Harrison Countians who have traveled to the Southern Indiana communities stricken by the March 2 tornado are astounded by the damage and destruction they saw.
‘I couldn’t get over the damage,’ the Rev. Jeff Reed, pastor at Unity Chapel United Methodist Church, said Monday evening after spending four to five hours the previous day helping with clean-up efforts.
Reed and about 40 youth and adults worked with three youth groups from the Noblesville area that traveled to Southern Indiana to help Sunday afternoon.
‘The kids did a lot of work,’ Reed said, adding that it was ‘good for kids to see what can happen.’
Mostly the group picked up debris. Reed said they found some baby clothes still in good condition that were turned into a collection site for ‘found’ items so they might be claimed by their owners.

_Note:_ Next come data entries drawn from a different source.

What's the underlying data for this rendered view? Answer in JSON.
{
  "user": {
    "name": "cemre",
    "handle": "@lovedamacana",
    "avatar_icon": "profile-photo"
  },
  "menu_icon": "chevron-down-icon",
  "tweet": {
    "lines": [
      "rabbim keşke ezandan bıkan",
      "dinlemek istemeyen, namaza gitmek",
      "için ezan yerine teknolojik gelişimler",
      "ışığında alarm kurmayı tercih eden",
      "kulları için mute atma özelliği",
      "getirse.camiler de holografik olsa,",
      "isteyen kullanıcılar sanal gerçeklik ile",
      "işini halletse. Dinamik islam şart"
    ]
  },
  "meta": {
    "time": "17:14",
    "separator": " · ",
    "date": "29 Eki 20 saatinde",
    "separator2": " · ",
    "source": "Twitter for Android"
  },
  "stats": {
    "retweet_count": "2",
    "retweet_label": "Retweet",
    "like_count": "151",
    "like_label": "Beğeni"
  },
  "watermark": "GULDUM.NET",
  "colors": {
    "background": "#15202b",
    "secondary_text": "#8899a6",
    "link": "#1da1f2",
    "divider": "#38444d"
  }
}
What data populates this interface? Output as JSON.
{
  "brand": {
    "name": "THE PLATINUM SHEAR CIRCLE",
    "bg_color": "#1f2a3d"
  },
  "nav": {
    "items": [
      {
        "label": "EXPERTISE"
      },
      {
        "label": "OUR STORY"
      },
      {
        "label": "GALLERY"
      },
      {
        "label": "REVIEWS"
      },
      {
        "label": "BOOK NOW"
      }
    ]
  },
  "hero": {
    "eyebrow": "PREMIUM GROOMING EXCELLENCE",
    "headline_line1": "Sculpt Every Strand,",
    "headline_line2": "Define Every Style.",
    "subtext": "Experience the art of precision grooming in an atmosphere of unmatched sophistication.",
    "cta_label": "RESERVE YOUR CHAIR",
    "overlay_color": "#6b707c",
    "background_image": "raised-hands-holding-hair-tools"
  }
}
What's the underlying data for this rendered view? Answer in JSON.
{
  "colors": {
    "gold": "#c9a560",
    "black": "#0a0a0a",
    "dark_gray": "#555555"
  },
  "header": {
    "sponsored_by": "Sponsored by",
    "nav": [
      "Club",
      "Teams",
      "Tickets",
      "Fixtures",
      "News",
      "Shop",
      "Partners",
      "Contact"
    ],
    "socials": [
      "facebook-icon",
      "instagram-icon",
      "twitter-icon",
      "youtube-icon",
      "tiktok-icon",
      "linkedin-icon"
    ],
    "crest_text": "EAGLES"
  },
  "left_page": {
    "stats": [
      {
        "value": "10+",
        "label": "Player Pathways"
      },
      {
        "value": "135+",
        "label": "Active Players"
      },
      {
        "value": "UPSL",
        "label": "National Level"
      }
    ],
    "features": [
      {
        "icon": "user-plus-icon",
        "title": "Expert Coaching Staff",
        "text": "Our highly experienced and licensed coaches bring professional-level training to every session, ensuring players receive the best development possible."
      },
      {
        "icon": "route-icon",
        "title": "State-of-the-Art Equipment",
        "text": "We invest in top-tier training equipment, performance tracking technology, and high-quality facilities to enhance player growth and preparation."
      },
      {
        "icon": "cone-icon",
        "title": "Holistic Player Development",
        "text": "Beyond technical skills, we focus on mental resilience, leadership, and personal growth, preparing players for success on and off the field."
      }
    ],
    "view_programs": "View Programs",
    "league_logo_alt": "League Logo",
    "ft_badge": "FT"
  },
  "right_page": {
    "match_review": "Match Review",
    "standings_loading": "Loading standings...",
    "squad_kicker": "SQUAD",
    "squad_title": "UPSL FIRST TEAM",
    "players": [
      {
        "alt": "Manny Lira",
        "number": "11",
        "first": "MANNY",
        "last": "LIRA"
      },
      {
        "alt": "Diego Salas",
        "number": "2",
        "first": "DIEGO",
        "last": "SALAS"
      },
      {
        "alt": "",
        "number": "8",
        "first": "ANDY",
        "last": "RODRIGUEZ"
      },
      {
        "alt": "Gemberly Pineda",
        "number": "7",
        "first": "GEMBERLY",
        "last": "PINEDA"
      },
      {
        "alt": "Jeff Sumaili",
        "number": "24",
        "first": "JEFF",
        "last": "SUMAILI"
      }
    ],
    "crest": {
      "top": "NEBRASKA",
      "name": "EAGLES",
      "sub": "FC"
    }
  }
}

Also among the rubble was a wedding announcement from 1966 and some family photographs.
Reed said he talked with one woman whose home was damaged in the storm that is believed to have started as a funnel cloud northwest of Milltown before it touched down in Washington County and traveled about 50 miles, through Clark County before crossing the Ohio River into Kentucky’s Trimble County.
‘I just told her I was praying for her,’ Reed said.
Jim Heitkemper and his son, Michael, were called to go to the Otisco, Marysville and Henryville communities on March 5, just three days after the tornado ripped through the area, to bid several home repair jobs.
‘What a sight to see,’ Heitkemper said. ‘On our approach to Marysville, I could see bonfires being fueled by skid steers and high lifts shuttling about. It seems at every bonfire chainsaws whined and hands of all ages were tossing refuse … Marysville has damage to every home and building in a mile-wide path,’ he said.
He noted how odd it was, that amid the destruction, some items had not been blown from their original location prior to the storm.
Heitkemper said he and his brothers worked on storm-damaged homes after the 1974 tornadoes.
‘To me, this damage is somewhat more intense than the April 3 tornado that went through Palmyra, Pekin and Borden,’ he said.
Thirteen people in Indiana lost their lives during the March 2 tornado.
At one home he noticed the ground was ‘pockmarked with tennis ball-size hail stones’ that Mother Nature dumped on the area during a second round of storms March 2. Heitkemper said everyone should be thankful that the storms arrived during the day, as possibly more lives might have been lost if they had ripped through the area at night.
As the father-son team approached Henryville, Heitkemper said the scene ‘was full of busted lumber, strips of tin wrapped around trees, insulation, toys, tools, blankets, curtains, clothes, furniture and appliances all littered into the mangled woods.’
As he surveyed the destruction, Heitkemper said he realized ‘the scars will be there decades from now … My heart aches for all the loss and suffering.
‘Mike and I realized it just as easily could have been our homes and towns,’ he said. ‘But fate and God’s hand spared us this time.’